The trade name is Seroquel, the generic bioequivalent analog is Quetiapine fumarate. The medication belongs to the group of atypical antipsychotic drugs and is prescribed to manage chronic and acute schizophrenia with positive or negative symptoms, maniacal-depressive psychosis, major depressive disorder (in conjunction with antidepressants), maniac episodes, and other types of psychosis. The product has an antipsychotic effect.
Mode of action
Seroquel primarily interacts with histamine receptors, serotonin 5-HT2 receptors, and D1- and D2-dopamine receptors in the brain. Clinical studies proved that the drug is effective when taken twice a day. This is confirmed by the fact that the effect of quetiapine on 5-HT2- and D2-receptors may last up to 12 hours.

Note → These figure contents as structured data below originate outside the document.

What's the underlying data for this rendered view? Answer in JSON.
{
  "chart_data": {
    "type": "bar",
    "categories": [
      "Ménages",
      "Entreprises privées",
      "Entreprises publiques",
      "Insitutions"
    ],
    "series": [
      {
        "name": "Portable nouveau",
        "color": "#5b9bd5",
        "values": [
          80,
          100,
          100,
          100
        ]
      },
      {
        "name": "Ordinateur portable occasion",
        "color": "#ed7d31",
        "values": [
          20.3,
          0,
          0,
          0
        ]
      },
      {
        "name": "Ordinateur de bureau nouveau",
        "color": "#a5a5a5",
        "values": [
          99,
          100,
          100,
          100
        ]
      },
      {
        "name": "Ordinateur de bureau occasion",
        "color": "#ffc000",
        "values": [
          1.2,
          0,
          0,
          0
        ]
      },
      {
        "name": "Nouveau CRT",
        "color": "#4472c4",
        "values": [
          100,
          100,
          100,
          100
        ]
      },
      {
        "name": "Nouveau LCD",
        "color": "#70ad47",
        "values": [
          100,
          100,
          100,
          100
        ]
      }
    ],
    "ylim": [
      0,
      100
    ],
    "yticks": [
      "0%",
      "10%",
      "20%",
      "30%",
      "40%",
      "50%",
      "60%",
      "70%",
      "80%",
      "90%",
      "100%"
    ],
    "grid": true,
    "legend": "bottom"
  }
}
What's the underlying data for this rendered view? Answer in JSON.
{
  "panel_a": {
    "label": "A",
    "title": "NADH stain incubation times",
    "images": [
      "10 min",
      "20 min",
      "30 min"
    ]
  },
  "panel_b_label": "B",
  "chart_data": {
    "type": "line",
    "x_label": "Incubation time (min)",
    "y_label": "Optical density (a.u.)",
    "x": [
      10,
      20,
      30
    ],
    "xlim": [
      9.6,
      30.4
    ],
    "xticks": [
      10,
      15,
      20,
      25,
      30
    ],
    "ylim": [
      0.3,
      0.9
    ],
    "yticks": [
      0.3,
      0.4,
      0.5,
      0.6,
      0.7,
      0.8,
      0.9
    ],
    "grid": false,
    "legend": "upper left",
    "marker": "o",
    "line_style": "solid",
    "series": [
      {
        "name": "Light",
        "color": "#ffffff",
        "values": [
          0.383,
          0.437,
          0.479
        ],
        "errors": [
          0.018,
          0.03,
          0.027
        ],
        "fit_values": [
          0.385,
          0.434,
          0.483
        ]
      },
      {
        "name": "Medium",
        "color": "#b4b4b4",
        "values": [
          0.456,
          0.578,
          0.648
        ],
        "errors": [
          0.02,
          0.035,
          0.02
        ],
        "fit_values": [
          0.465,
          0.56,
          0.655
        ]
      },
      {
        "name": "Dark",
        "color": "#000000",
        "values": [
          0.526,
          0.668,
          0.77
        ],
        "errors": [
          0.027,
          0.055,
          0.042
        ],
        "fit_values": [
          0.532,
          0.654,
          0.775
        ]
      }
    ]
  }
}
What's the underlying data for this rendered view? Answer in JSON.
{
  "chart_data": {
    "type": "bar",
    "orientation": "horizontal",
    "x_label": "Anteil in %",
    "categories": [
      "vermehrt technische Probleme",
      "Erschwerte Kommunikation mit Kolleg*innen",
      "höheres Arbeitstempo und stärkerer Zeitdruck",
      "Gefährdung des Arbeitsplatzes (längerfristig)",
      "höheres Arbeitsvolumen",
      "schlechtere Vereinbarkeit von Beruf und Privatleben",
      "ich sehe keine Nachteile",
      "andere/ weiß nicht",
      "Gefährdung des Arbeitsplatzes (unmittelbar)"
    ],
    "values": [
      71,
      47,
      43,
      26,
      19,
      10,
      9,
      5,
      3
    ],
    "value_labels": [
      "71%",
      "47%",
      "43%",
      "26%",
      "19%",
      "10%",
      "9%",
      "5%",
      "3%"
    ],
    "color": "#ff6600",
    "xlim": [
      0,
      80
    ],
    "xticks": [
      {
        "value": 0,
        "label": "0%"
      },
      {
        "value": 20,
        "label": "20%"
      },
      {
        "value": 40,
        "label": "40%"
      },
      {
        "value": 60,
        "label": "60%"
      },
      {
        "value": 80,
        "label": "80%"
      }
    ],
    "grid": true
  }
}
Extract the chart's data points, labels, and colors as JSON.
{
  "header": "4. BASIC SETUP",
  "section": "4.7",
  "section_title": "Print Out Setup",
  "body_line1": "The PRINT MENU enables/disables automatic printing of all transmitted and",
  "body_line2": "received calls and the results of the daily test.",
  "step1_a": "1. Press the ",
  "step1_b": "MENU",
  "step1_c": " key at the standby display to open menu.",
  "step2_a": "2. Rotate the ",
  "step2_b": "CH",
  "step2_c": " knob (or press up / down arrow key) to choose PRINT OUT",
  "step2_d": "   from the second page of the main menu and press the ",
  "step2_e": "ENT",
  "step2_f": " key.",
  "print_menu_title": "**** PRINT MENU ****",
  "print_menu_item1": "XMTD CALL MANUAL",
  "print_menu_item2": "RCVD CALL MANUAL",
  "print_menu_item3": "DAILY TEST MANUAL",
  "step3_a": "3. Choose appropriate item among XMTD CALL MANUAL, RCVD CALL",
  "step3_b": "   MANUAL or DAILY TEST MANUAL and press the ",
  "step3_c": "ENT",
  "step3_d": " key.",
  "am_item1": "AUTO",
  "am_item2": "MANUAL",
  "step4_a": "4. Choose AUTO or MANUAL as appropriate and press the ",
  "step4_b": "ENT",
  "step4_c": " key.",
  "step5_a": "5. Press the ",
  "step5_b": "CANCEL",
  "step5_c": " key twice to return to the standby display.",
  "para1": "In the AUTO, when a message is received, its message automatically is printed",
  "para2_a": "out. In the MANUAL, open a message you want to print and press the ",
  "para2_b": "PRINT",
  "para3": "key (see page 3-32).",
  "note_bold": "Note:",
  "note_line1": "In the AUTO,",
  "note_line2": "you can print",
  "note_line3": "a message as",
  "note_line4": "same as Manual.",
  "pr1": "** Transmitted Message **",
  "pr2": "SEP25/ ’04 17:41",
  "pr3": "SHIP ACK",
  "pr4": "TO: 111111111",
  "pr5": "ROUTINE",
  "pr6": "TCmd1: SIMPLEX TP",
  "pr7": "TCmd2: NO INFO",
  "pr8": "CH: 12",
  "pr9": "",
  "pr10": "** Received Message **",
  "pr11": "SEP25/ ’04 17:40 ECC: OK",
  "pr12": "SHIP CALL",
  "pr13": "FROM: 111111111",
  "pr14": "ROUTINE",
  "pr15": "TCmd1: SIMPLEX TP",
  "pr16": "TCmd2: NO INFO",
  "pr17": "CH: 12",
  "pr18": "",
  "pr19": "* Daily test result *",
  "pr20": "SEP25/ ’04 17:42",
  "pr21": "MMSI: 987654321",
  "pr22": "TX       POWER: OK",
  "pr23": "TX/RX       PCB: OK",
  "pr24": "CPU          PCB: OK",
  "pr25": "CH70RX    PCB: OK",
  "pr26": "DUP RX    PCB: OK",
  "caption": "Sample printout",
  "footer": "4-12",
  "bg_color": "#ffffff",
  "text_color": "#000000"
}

Seroquel and its generic analogs can only be used in patients who have been diagnosed with:
- hebephrenic type schizophrenia;
- schizo-affective psychosis;
- manic and depressive episodes typical for bipolar disorder;
- MDD (major depressive disorder);
- organic psychotic conditions.
Quetiapine fumarate is contraindicated for patients with:
- hypersensitivity to the medication or its components;
- Severely impaired liver or kidney function;
- cardiac arrhythmia, heart failure or stroke;
- suicidal ideation or attempts;
- high blood sugar;
- alcohol abuse;
- obesity, diabetes;
- dementia-related psychosis;
- epileptiform seizures;
- low blood levels of magnesium or potassium;
- pregnancy and lactation.
Severe drug-to-drug interactions are potent when Seroquel is concomitantly used with:
- azole antifungal agents;
- antiarrhythmic remedies;
- erythromycin and other CYP3A4 inhibitors;
- HIV integrase inhibitors;
- other antipsychotic drugs;
- grapefruit juice.
Administration and dosing
The medication is dispensed in the form of prolonged release and immediate release tablets of the following strengths: 25, 50, 100, 150, 200, 300, and 400 mg. The ultimate dose is determined individually by a doctor only based on a patient’s age, condition, and severity of a disease.
The standard adult dose for:
- Schizophrenia: 150 mg of Seroquel taken in 2 – 3 divided parts. The maximum dose is 750 mg per day.
- Bipolar disorder: 400 mg of Seroquel or Quetiapine fumarate taken in divided doses. The maximum daily amount of the drug is 800 mg per day.
- Depression: the daily dose of Seroquel must not be higher than 300 mg.
For pediatric and geriatric individuals, the dosing is selected individually by the medical professional. The dosage may be increased/ decreased according to the tolerability and clinical response. Seroquel is not indicated for patients under 10.
The therapy with Quetiapine fumarate may last up to 6 – 8 weeks. The discontinuation requires gradual dose lowering. The abrupt stop of Seroquel has a risk of withdrawal syndrome.
Dose adjustments are recommended under moderate to severe liver conditions.
Food consumption does not influence the absorption of Seroquel.
Orthostatic hypotension, high arterial blood pressure, tachycardia, leucopenia, heart failure (in elderly subjects with dementia).
Nervous system and sense organs
Drowsiness, vertigo, psychic tension, neuroleptic malignant syndrome, shivering, speech impairment, motor dysfunction.
Cholesterol level elevation, changes in the liver enzyme levels, hyperglycosemia, dyslipidemia.
Dry mouth, thirst, diarrhea, constipation, dyspepsia.
Painful condition including abdominal pain, headache, backache, muscle cramps, earache, chest pain, asthenic syndrome, rhinitis, urinary tract infections, febrilily, weight gain, anaphylactic reactions.